触診では、膝蓋骨(膝のお皿)の内方脱臼に加え、脛骨前方引き出し兆候(前十字靭帯断裂のサイン)が認められました。レントゲン検査では、脛骨(すねの骨)の前方へのズレが確認され、最終的に前十字靭帯断裂と膝蓋骨内方脱臼(グレード2)と診断しました。
レントゲンと関節鏡の写真



前十字靭帯断裂とは
前十字靭帯は、膝関節内で大腿骨と脛骨をつなぐ重要な靱帯で、脛骨が前方にズレるのを防ぐ働きがあります。この靱帯は、特に中年齢以降のワンちゃんで徐々に損傷することが多いですが、今回のように若い犬でも外傷や強い衝撃で断裂することがあります。
診断方法について
下記の検査を併用して診断を行います。
- レントゲン検査
- 超音波検査
- 関節鏡検査
また、この病気の約半数以上で半月板の損傷が同時に起こるとされています。
当院での治療方針
当院では、手術と同時に関節鏡検査を実施し、前十字靭帯の損傷状態や半月板の損傷有無を詳細に確認しながら処置を行っています。
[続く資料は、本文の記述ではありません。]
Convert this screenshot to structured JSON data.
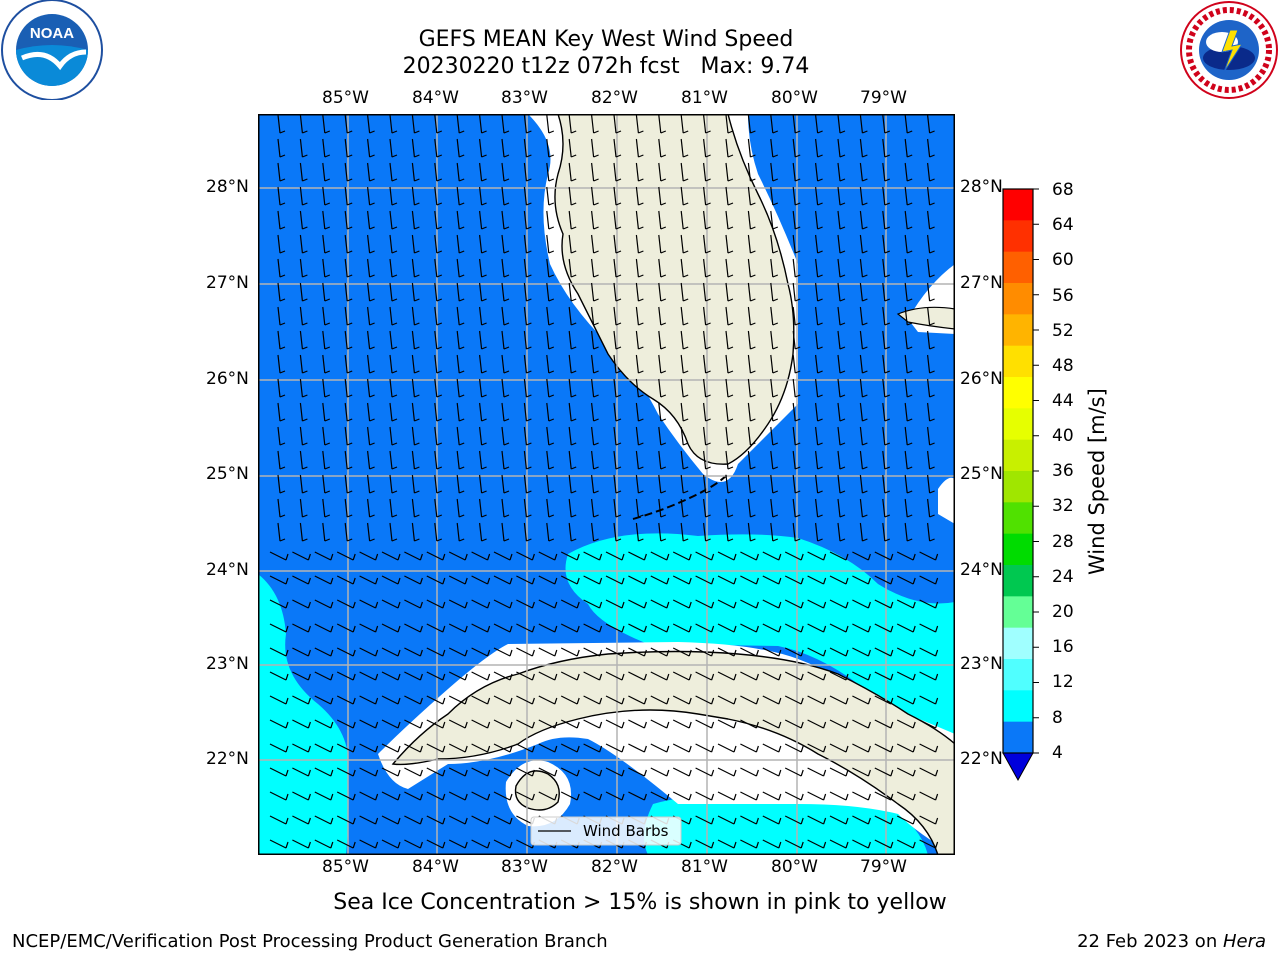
{
  "title": {
    "line1": "GEFS MEAN Key West Wind Speed",
    "line2": "20230220 t12z 072h fcst   Max: 9.74"
  },
  "logos": {
    "left": {
      "icon": "noaa-logo",
      "text": "NOAA",
      "ring_text": "NATIONAL OCEANIC AND ATMOSPHERIC ADMINISTRATION · U.S. DEPARTMENT OF COMMERCE"
    },
    "right": {
      "icon": "nws-logo",
      "ring_text": "NATIONAL WEATHER SERVICE"
    }
  },
  "map": {
    "lon_labels": [
      "85°W",
      "84°W",
      "83°W",
      "82°W",
      "81°W",
      "80°W",
      "79°W"
    ],
    "lat_labels": [
      "28°N",
      "27°N",
      "26°N",
      "25°N",
      "24°N",
      "23°N",
      "22°N"
    ],
    "legend_label": "Wind Barbs",
    "colors": {
      "ocean_4_8": "#0a78f8",
      "ocean_8_12": "#00ffff",
      "land": "#eeeedc",
      "grid": "#b4b4b4"
    }
  },
  "colorbar": {
    "label": "Wind Speed [m/s]",
    "ticks": [
      "68",
      "64",
      "60",
      "56",
      "52",
      "48",
      "44",
      "40",
      "36",
      "32",
      "28",
      "24",
      "20",
      "16",
      "12",
      "8",
      "4"
    ],
    "colors": [
      "#ff0000",
      "#ff3000",
      "#ff6000",
      "#ff8c00",
      "#ffb400",
      "#ffe000",
      "#ffff00",
      "#e6ff00",
      "#c8f000",
      "#a0e600",
      "#50e100",
      "#00dc00",
      "#00c850",
      "#64ff96",
      "#a0ffff",
      "#50ffff",
      "#00ffff",
      "#0a78f8",
      "#0000dc"
    ]
  },
  "caption": "Sea Ice Concentration > 15% is shown in pink to yellow",
  "footer": {
    "left": "NCEP/EMC/Verification Post Processing Product Generation Branch",
    "date": "22 Feb 2023 on ",
    "host": "Hera"
  }
}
前十字靭帯断裂の手術方法には、当院では以下の2種類を症例に応じて選択しています。
関節外法(ラテラルスーチャー法)
人工靱帯を使って膝を安定させる方法
脛骨高平部骨切り術(TPLO法)
骨を切って角度を調整し、膝関節の安定性を高める方法で、短期的・長期的な歩行回復に優れた効果が報告されています。
実際の処置と経過
このワンちゃんには、TPLO法と膝蓋骨内方脱臼整復手術を同時に実施しました。
幸いにも、半月板には損傷が見られず、追加の処置は不要でした。
術後はリハビリテーション科と連携しながら回復をサポートし、現在は歩行機能も順調に回復しています。